兩隊鮮衣怒馬的錦衣衛各押著幾名小校模樣的疑犯在西跨院外碰上了頭。
“哎呀,洪老弟,今兒個收成不錯嘛。”從西邊山道回來的那支人馬,為首的正是柳如鬆。他見洪雲定他們押著的囚徒比自己抓得還多,不由得譏笑起來。自從知道洪雲翼是滄州奸殺大案的主犯之一,洪柳二人似便心生了齟齬。往日裏形影不離的搭檔,這幾日卻是各自為戰,昧著良心,帶著李濟分派給他們的幾十名錦衣衛,將白氏兄弟手下的那些小軍頭們抓來了不少。二人雖不知李濟那葫蘆裏賣的什麽藥,要逼著他倆如此胡亂抓人;但這兩位資深捕頭心裏明白,鎮府司裏賣出來的藥多半是讓人不死也殘的“猛藥”。
不過心裏清楚又有何用?隻是徒增煩惱而已。洪雲定為了弟弟的安危,隻能乖乖就範;柳如鬆為了替滄州大案裏的無辜討回公道,也不得不做出無奈的妥協。隻是那就範和妥協之後會是個怎樣的結局,洪柳二人卻不願去想,也不敢去想……。
“哦,原來是柳大人。您這邊不是也沒空手嘛!”不知何時起,洪雲定對柳如鬆的稱謂有了改變——往日一口一個“柳兄”沒有了,取而代之的則是左一句冰冷的“柳大人”,右一句淡漠的“柳百戶”。
柳如鬆此時已然聽出對方話裏的譏諷之意,隻覺得彼此是五十步笑百步,實在有些滑稽,正欲調侃兩句,不想此時院門吱呀一聲被人打開,一陣陣讓人聽得肝腸寸斷的慘呼便直灌眾人的耳膜。

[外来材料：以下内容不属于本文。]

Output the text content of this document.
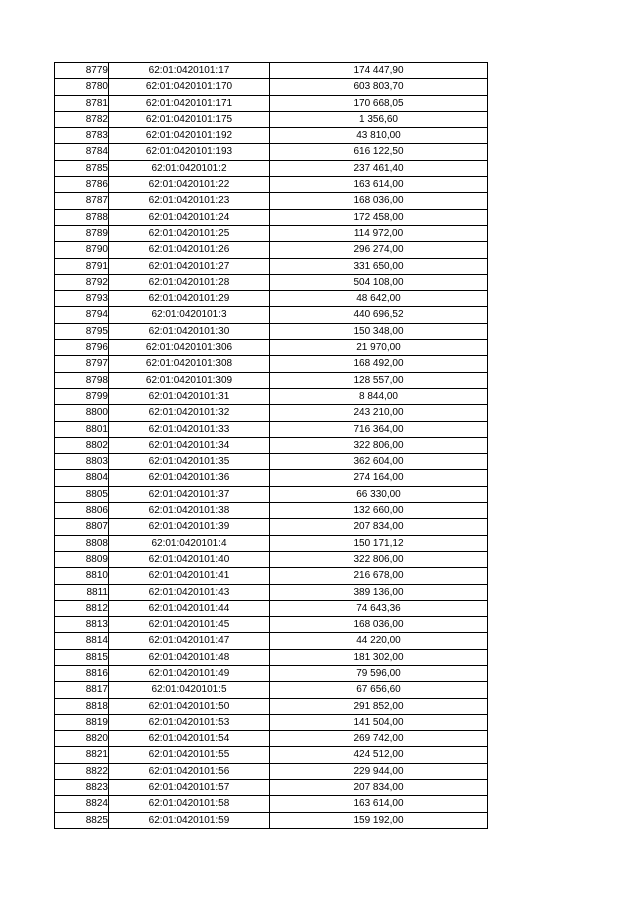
8779	62:01:0420101:17	174 447,90
8780	62:01:0420101:170	603 803,70
8781	62:01:0420101:171	170 668,05
8782	62:01:0420101:175	1 356,60
8783	62:01:0420101:192	43 810,00
8784	62:01:0420101:193	616 122,50
8785	62:01:0420101:2	237 461,40
8786	62:01:0420101:22	163 614,00
8787	62:01:0420101:23	168 036,00
8788	62:01:0420101:24	172 458,00
8789	62:01:0420101:25	114 972,00
8790	62:01:0420101:26	296 274,00
8791	62:01:0420101:27	331 650,00
8792	62:01:0420101:28	504 108,00
8793	62:01:0420101:29	48 642,00
8794	62:01:0420101:3	440 696,52
8795	62:01:0420101:30	150 348,00
8796	62:01:0420101:306	21 970,00
8797	62:01:0420101:308	168 492,00
8798	62:01:0420101:309	128 557,00
8799	62:01:0420101:31	8 844,00
8800	62:01:0420101:32	243 210,00
8801	62:01:0420101:33	716 364,00
8802	62:01:0420101:34	322 806,00
8803	62:01:0420101:35	362 604,00
8804	62:01:0420101:36	274 164,00
8805	62:01:0420101:37	66 330,00
8806	62:01:0420101:38	132 660,00
8807	62:01:0420101:39	207 834,00
8808	62:01:0420101:4	150 171,12
8809	62:01:0420101:40	322 806,00
8810	62:01:0420101:41	216 678,00
8811	62:01:0420101:43	389 136,00
8812	62:01:0420101:44	74 643,36
8813	62:01:0420101:45	168 036,00
8814	62:01:0420101:47	44 220,00
8815	62:01:0420101:48	181 302,00
8816	62:01:0420101:49	79 596,00
8817	62:01:0420101:5	67 656,60
8818	62:01:0420101:50	291 852,00
8819	62:01:0420101:53	141 504,00
8820	62:01:0420101:54	269 742,00
8821	62:01:0420101:55	424 512,00
8822	62:01:0420101:56	229 944,00
8823	62:01:0420101:57	207 834,00
8824	62:01:0420101:58	163 614,00
8825	62:01:0420101:59	159 192,00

“媽的,李濟這廝讓咱們抓人也就罷了,何苦如此殘害那些疑犯呢。”洪雲定眉頭一緊。不由低聲嘀咕了一句。自從李濟讓他倆拿著敕令滿山逮人之後,為了避免白家兄弟的暗中報複,這位狡猾的錦衣衛大佬便帶著一幹心腹,躲到關押門僧的那個九曲連環洞裏享起了清福。而這座原本舒適幽靜的西跨院,則成了那些囚徒的人間煉獄。整個院落的十來間屋子裏,大都關押著所謂的疑犯。唯獨空出一間西廂房,除去了原有的陳設,安上十八般刑具,儼然成了森羅大殿,要將受刑之人撕個粉碎!